Since then have also used the referenced https://github.com/keithf4/pg_partman on RDS - and it works great! Very happy to have all the partition management in the core database vs. in other languages, and many of the features Keith provides in pg_partman just work. He's done a great job with the project and would encourage folks to take a serious look at his work.

If you are interested in details of how we applied pg_partment to RDS w/out requiring extensions, take a look at:

https://github.com/flowcommerce/lib-postgresql/blob/master/R...

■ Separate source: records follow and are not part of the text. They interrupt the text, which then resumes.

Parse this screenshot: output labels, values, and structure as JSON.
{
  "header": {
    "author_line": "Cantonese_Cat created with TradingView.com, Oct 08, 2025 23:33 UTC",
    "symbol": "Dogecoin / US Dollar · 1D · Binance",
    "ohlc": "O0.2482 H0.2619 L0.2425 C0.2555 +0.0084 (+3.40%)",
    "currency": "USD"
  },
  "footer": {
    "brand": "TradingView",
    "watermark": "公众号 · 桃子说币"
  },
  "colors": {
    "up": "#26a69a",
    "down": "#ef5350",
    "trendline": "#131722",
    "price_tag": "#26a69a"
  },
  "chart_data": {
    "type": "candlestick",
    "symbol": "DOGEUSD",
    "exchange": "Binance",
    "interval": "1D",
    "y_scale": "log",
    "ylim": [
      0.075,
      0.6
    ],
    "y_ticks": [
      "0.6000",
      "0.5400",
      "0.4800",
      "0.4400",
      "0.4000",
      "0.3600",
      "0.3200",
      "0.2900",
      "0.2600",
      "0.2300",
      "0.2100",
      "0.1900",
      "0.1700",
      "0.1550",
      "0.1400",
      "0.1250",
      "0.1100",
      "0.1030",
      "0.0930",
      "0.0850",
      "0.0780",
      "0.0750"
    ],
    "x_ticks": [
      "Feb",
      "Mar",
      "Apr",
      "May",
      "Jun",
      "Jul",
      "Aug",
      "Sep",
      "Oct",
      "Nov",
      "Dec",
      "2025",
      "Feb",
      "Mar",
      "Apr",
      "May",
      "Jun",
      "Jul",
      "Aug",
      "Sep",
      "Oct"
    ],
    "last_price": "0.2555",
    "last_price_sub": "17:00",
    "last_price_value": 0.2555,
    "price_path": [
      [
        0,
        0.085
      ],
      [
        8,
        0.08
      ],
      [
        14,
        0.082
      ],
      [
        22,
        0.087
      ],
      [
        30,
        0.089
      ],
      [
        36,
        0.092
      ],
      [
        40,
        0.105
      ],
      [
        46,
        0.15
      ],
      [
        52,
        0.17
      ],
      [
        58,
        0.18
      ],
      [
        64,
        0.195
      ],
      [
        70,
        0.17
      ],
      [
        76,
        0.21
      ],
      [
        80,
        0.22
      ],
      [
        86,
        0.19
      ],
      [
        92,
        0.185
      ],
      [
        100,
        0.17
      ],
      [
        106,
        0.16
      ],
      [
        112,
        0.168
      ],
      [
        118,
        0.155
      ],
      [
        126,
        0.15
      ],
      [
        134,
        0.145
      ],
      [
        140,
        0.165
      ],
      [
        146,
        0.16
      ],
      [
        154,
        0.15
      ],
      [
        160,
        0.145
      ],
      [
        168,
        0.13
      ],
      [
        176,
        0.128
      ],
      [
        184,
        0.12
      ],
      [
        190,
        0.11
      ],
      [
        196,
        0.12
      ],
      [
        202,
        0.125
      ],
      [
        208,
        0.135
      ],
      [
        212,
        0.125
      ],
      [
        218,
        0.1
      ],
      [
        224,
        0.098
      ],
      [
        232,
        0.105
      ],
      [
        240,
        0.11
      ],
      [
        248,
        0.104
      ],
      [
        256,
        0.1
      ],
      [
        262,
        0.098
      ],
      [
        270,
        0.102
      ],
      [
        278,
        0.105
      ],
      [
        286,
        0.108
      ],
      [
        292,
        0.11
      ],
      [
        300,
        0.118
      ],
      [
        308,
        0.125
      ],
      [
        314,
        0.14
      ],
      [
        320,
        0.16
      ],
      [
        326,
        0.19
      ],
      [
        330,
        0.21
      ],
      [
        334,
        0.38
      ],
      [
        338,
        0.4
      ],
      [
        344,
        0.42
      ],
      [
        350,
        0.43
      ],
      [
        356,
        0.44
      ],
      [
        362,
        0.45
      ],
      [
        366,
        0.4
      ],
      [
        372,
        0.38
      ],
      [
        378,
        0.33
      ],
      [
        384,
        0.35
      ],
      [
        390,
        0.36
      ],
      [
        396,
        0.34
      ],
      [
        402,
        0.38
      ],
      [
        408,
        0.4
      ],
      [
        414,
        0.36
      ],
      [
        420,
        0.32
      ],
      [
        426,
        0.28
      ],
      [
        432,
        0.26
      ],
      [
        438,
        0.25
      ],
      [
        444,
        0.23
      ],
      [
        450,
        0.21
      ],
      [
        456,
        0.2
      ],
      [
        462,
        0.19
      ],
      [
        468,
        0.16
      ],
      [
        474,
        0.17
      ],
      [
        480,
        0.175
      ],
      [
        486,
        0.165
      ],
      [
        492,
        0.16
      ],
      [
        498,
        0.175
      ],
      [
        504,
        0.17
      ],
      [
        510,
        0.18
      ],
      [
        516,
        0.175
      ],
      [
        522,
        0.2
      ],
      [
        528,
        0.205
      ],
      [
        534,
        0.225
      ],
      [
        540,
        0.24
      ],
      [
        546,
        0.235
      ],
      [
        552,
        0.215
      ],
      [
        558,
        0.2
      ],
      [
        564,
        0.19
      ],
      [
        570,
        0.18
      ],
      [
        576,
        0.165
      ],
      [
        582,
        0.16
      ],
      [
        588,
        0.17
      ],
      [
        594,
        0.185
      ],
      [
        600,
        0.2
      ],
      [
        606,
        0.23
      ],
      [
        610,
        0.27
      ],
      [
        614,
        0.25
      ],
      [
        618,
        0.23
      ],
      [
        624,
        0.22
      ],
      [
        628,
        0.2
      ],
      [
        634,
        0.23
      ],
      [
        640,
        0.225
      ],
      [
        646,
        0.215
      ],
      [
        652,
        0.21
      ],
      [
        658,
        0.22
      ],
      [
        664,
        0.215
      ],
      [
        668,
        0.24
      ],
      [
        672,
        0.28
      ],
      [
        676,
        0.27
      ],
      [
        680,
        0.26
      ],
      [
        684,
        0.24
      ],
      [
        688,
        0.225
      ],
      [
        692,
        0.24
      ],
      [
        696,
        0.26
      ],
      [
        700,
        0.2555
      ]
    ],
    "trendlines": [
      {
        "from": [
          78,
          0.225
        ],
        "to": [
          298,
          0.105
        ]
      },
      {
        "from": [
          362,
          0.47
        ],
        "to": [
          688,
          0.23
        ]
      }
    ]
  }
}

We created a simple process to load the scripts directly into the database similar to any one of our other migrations. We then create higher level wrappers for our teams to use to apply consistent use.

qaq · on Sept 20, 2016

Looks useful, are you using this in production?

akane · on Sept 20, 2016

Yes, we do at Instacart.

aisofteng · on Sept 21, 2016

Could you speak a bit of the use cases you've found this to be a better tool than competing alternatives, whatever they may be, if you're able to?

akane · on Sept 21, 2016

We didn't really find anything that fit our needs. We wanted a tool that was simple to use with the ability to do time-based partitioning of existing production tables without downtime.

khy · on Sept 20, 2016

> Battle-tested at Instacart

I assume so.

postwait · on Sept 21, 2016

Ummm https://github.com/keithf4/pg_partman has been around for a long time and is used all around the world... AND it doesn't require cron jobs. Much tighter solution

pacuna · on Sept 21, 2016

I also wrote a Rails gems that makes the create and read processes completely transparent with Active Record when using date partitions. In case someone is insterested github.com/pacuna/partitionable

sargun · on Sept 21, 2016

Can I ask why you decided to partition Postgres like this? It looks like you have time-series data based on the examples, and you wanted quick dropping, am I right?

akane · on Sept 21, 2016

That's correct. It allows us to manage the database size over time for tables where we can archive data after a specific period.

tomc1985 · on Sept 21, 2016

This is cool. Now if only it somehow magically allowed a unique index over the whole setup, it'd make my day!

elmigranto · on Sept 21, 2016

What do you mean? For uniqueness, simple scheme like "Partition ID + SERIAL" will be unique enough (or just guid or similar). For performance, table index is fine, since you already know which partition request is for.

tomc1985 · on Sept 21, 2016

The problem is the unique IDs are GUIDs generated independently (and offline) by the client and then passed to the database; we need to make sure that no event is processed twice.

Currently there's one big log table and a uniqueness constraint on the GUID field. I'd love to partition the table out but until I can identify a clean route to satisfying that requirement I'm keeping one large log.

Though, now that I think about it, maybe partitioning on the first character of the GUID string is feasible, as we can ensure uniqueness per-table then

mjevans · on Sept 21, 2016

I suspect the parent poster wants to (quickly) process a unique constraint on the table via an index over the involved columns.